2015-08-27

It is so because it is so

I've been through a few mountain paths and Chinese ancient texts this summer, both demanding fitness and attention of body and mind, and quite interesting to put together. 


道行之而成
物謂之而然

The above image I captured yesterday, the caption is extracted from one of the most challenging pages of Zhuangzi, quite close in spirit to another taoist piece we've been through in a previous post. We have here also a symmetrical sentence conveying the idea of a parallel ontogenesis for paths and things. The following is my synthesis of various translations.

Walk the path and it is completed
Name the thing and it is like this

The second part is indeed close to Laozi (having a name is the mother of all things). The implicit assumption, in a taoist context, is that there are adequate ways for both walking and naming. Even if, like in the above image, the path is barely visible and seems to vanish at some point. Such unsteady tracks quickly disappear if not regularly trodden, but they are not as contingent as they could seem. Even without any visible track, any (good) walker would make its way through the scree towards the background pass following a more or less similar path. From a taoist viewpoint, the (good) walker's path would fit the lines of the landscape, his path in harmony with the general way of things, both being called 道 (dào). The (wise) man will do the same in naming things, following the natural lines of his current cultural landscape. Bearing in mind that this landscape is bound to change, hence neither path or thing have any absolute and definitive existence.
And Zhuangzi in the following sentence pounds the point that there is no need for further explanation or dispute about it, through the insisting use of the word , meaning here "so" or "like this". The (adequate) path is so because it is so, the (adequate) thing is so because it is so. 

The translation at Chinese Text Project is adding an extra layer of interpretation.

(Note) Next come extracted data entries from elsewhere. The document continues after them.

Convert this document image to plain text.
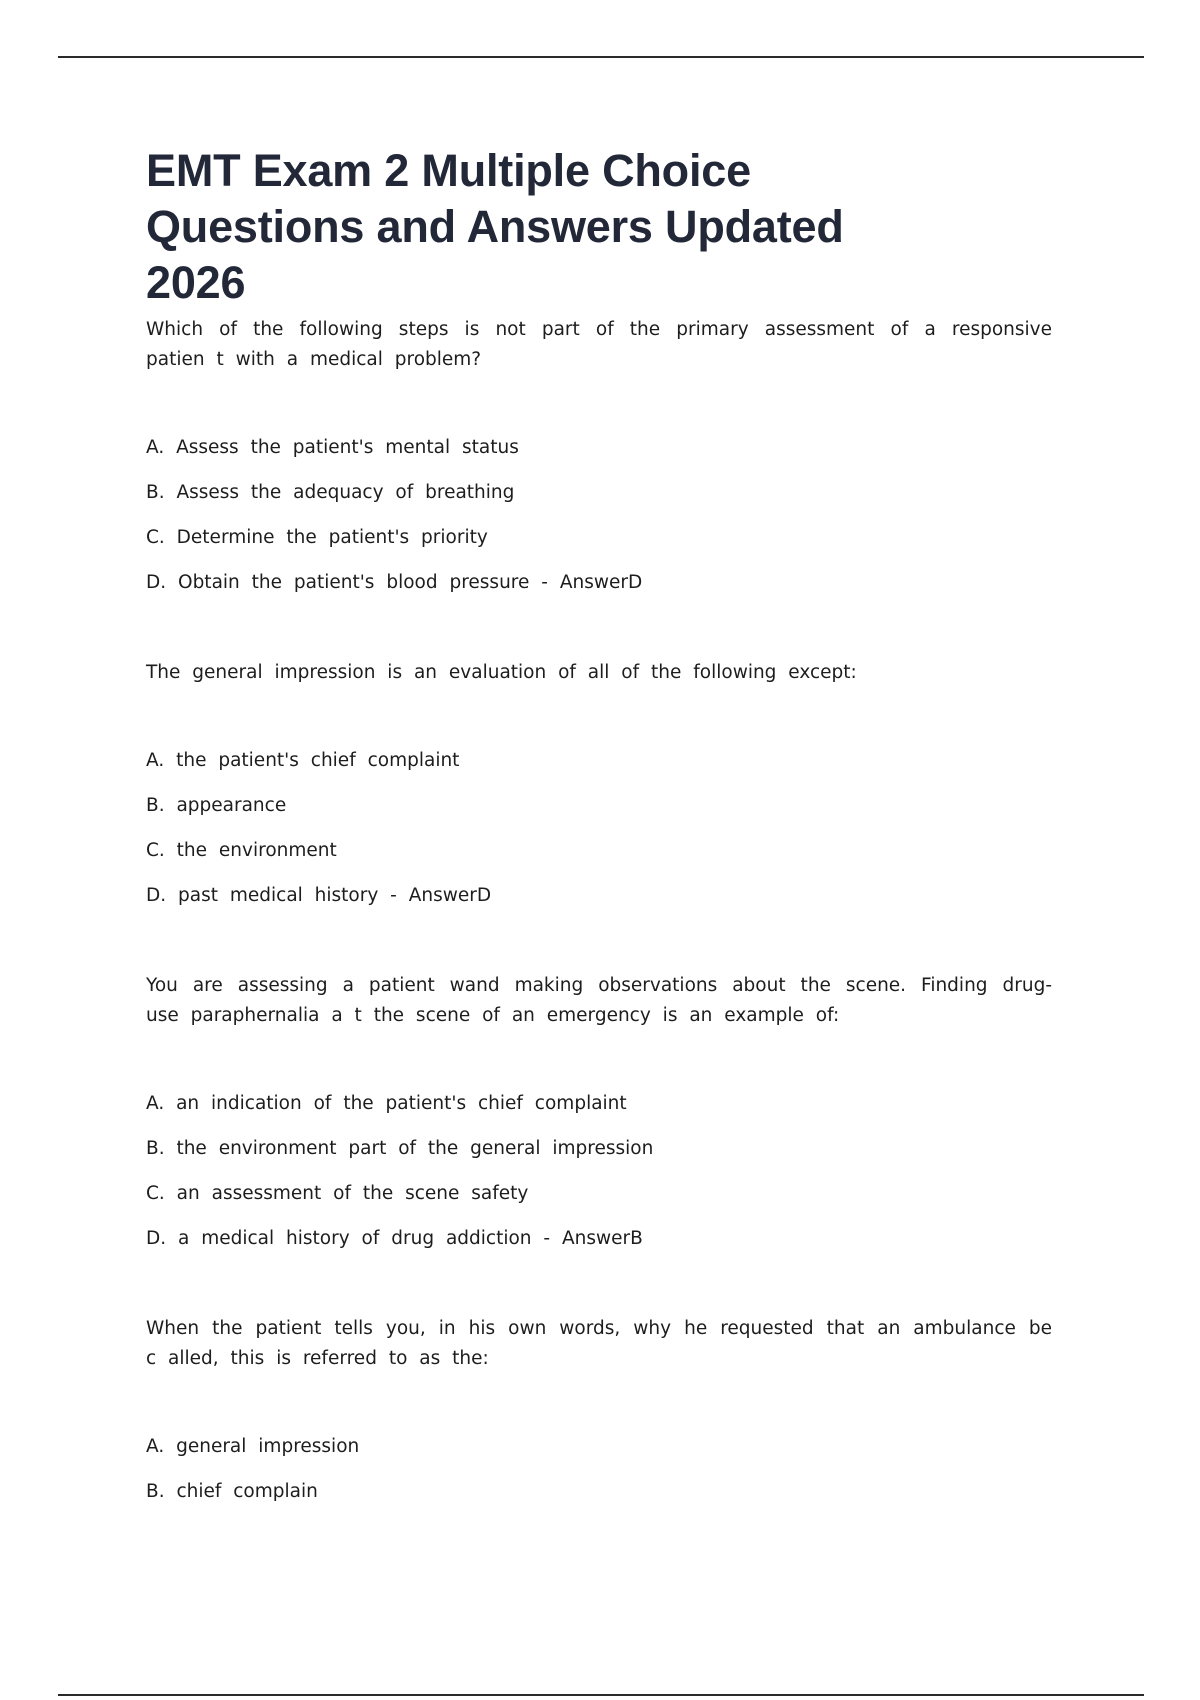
EMT Exam 2 Multiple Choice Questions and Answers Updated 2026

Which of the following steps is not part of the primary assessment of a responsive patien t with a medical problem?

A. Assess the patient's mental status
B. Assess the adequacy of breathing
C. Determine the patient's priority
D. Obtain the patient's blood pressure - AnswerD

The general impression is an evaluation of all of the following except:

A. the patient's chief complaint
B. appearance
C. the environment
D. past medical history - AnswerD

You are assessing a patient wand making observations about the scene. Finding drug- use paraphernalia a t the scene of an emergency is an example of:

A. an indication of the patient's chief complaint
B. the environment part of the general impression
C. an assessment of the scene safety
D. a medical history of drug addiction - AnswerB

When the patient tells you, in his own words, why he requested that an ambulance be c alled, this is referred to as the:

A. general impression
B. chief complain
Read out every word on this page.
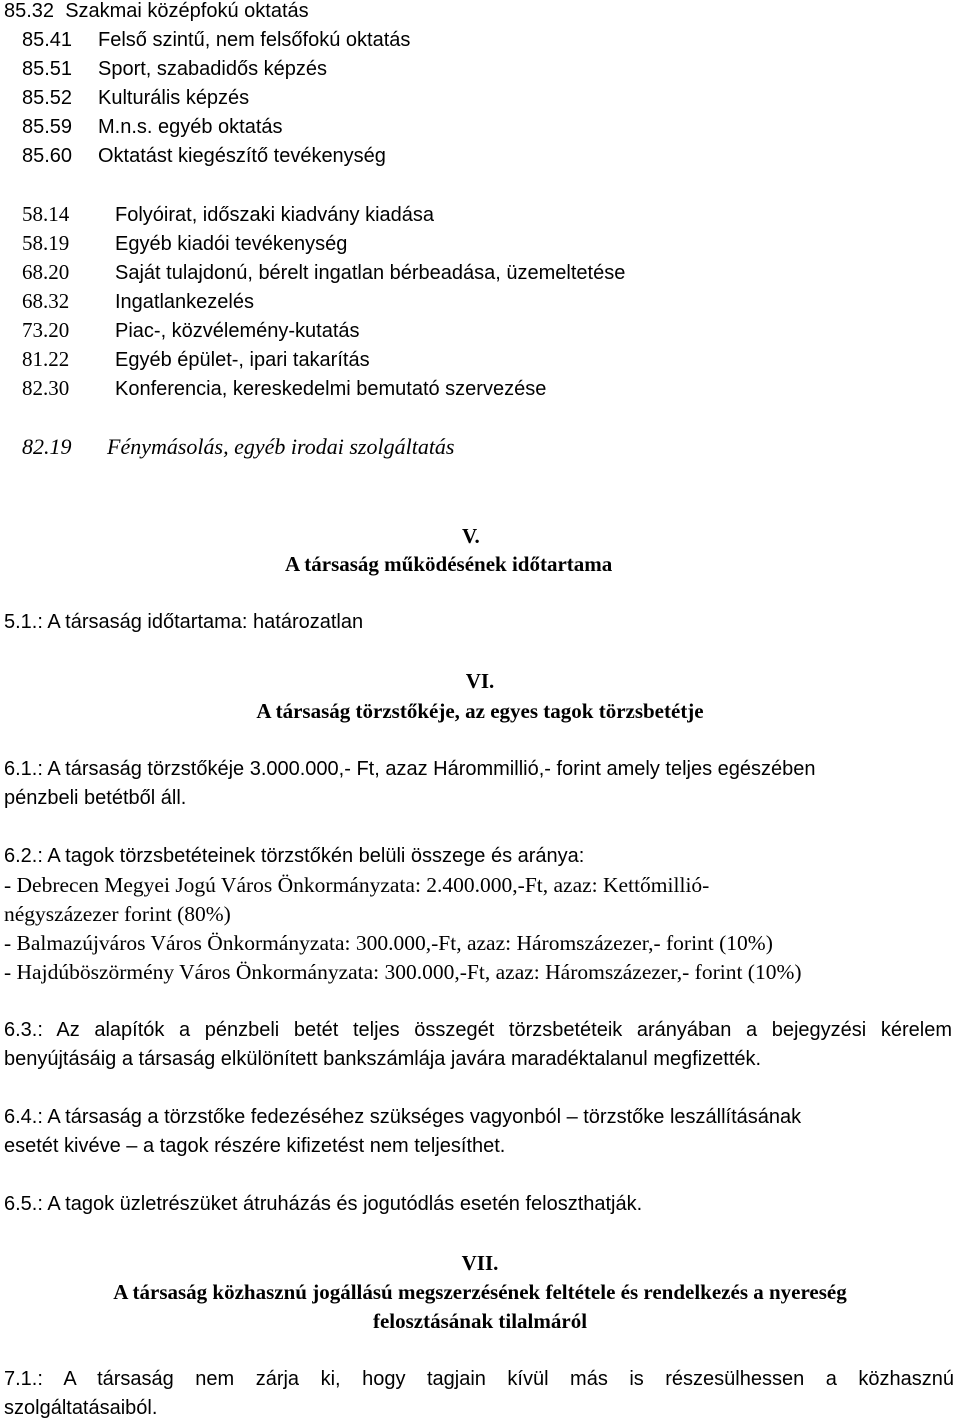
85.32 Szakmai középfokú oktatás
85.41 Felső szintű, nem felsőfokú oktatás
85.51 Sport, szabadidős képzés
85.52 Kulturális képzés
85.59 M.n.s. egyéb oktatás
85.60 Oktatást kiegészítő tevékenység
58.14 Folyóirat, időszaki kiadvány kiadása
58.19 Egyéb kiadói tevékenység
68.20 Saját tulajdonú, bérelt ingatlan bérbeadása, üzemeltetése
68.32 Ingatlankezelés
73.20 Piac-, közvélemény-kutatás
81.22 Egyéb épület-, ipari takarítás
82.30 Konferencia, kereskedelmi bemutató szervezése
82.19 Fénymásolás, egyéb irodai szolgáltatás
V.
A társaság működésének időtartama
5.1.: A társaság időtartama: határozatlan
VI.
A társaság törzstőkéje, az egyes tagok törzsbetétje
6.1.: A társaság törzstőkéje 3.000.000,- Ft, azaz Hárommillió,- forint amely teljes egészében
pénzbeli betétből áll.
6.2.: A tagok törzsbetéteinek törzstőkén belüli összege és aránya:
- Debrecen Megyei Jogú Város Önkormányzata: 2.400.000,-Ft, azaz: Kettőmillió-
négyszázezer forint (80%)
- Balmazújváros Város Önkormányzata: 300.000,-Ft, azaz: Háromszázezer,- forint (10%)
- Hajdúböszörmény Város Önkormányzata: 300.000,-Ft, azaz: Háromszázezer,- forint (10%)
6.3.: Az alapítók a pénzbeli betét teljes összegét törzsbetéteik arányában a bejegyzési kérelem
benyújtásáig a társaság elkülönített bankszámlája javára maradéktalanul megfizették.
6.4.: A társaság a törzstőke fedezéséhez szükséges vagyonból – törzstőke leszállításának
esetét kivéve – a tagok részére kifizetést nem teljesíthet.
6.5.: A tagok üzletrészüket átruházás és jogutódlás esetén feloszthatják.
VII.
A társaság közhasznú jogállású megszerzésének feltétele és rendelkezés a nyereség
felosztásának tilalmáról
7.1.: A társaság nem zárja ki, hogy tagjain kívül más is részesülhessen a közhasznú
szolgáltatásaiból.
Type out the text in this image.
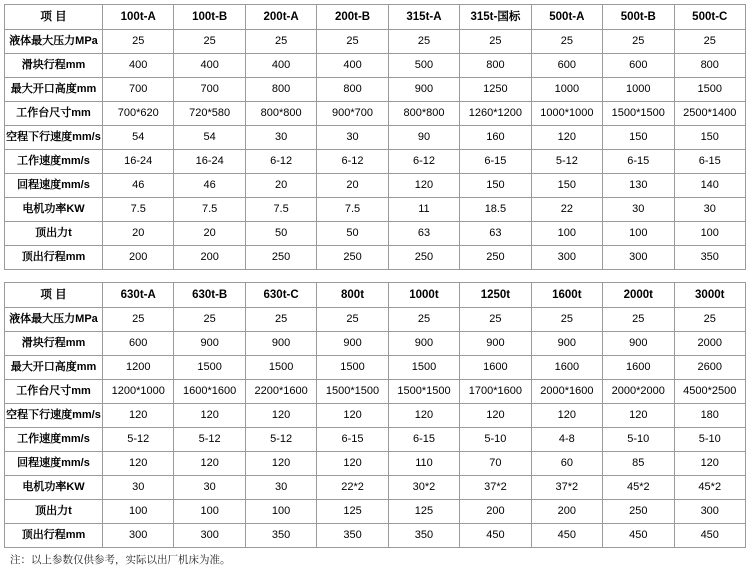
项 目	100t-A	100t-B	200t-A	200t-B	315t-A	315t-国标	500t-A	500t-B	500t-C
液体最大压力MPa	25	25	25	25	25	25	25	25	25
滑块行程mm	400	400	400	400	500	800	600	600	800
最大开口高度mm	700	700	800	800	900	1250	1000	1000	1500
工作台尺寸mm	700*620	720*580	800*800	900*700	800*800	1260*1200	1000*1000	1500*1500	2500*1400
空程下行速度mm/s	54	54	30	30	90	160	120	150	150
工作速度mm/s	16-24	16-24	6-12	6-12	6-12	6-15	5-12	6-15	6-15
回程速度mm/s	46	46	20	20	120	150	150	130	140
电机功率KW	7.5	7.5	7.5	7.5	11	18.5	22	30	30
顶出力t	20	20	50	50	63	63	100	100	100
顶出行程mm	200	200	250	250	250	250	300	300	350
项 目	630t-A	630t-B	630t-C	800t	1000t	1250t	1600t	2000t	3000t
液体最大压力MPa	25	25	25	25	25	25	25	25	25
滑块行程mm	600	900	900	900	900	900	900	900	2000
最大开口高度mm	1200	1500	1500	1500	1500	1600	1600	1600	2600
工作台尺寸mm	1200*1000	1600*1600	2200*1600	1500*1500	1500*1500	1700*1600	2000*1600	2000*2000	4500*2500
空程下行速度mm/s	120	120	120	120	120	120	120	120	180
工作速度mm/s	5-12	5-12	5-12	6-15	6-15	5-10	4-8	5-10	5-10
回程速度mm/s	120	120	120	120	110	70	60	85	120
电机功率KW	30	30	30	22*2	30*2	37*2	37*2	45*2	45*2
顶出力t	100	100	100	125	125	200	200	250	300
顶出行程mm	300	300	350	350	350	450	450	450	450
注：以上参数仅供参考，实际以出厂机床为准。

A path is formed by (constant) treading on the ground. 
A thing is called by its name through the (constant) application of the name to it. 

This "constant" is not explicit in the original text, but it makes sense in the cultural context of Zhuangzi writing. For the track to become a path, it has to be trodden again an again by many people, and the name gets its meaning by usage. Paths and things are polished cultural artefacts.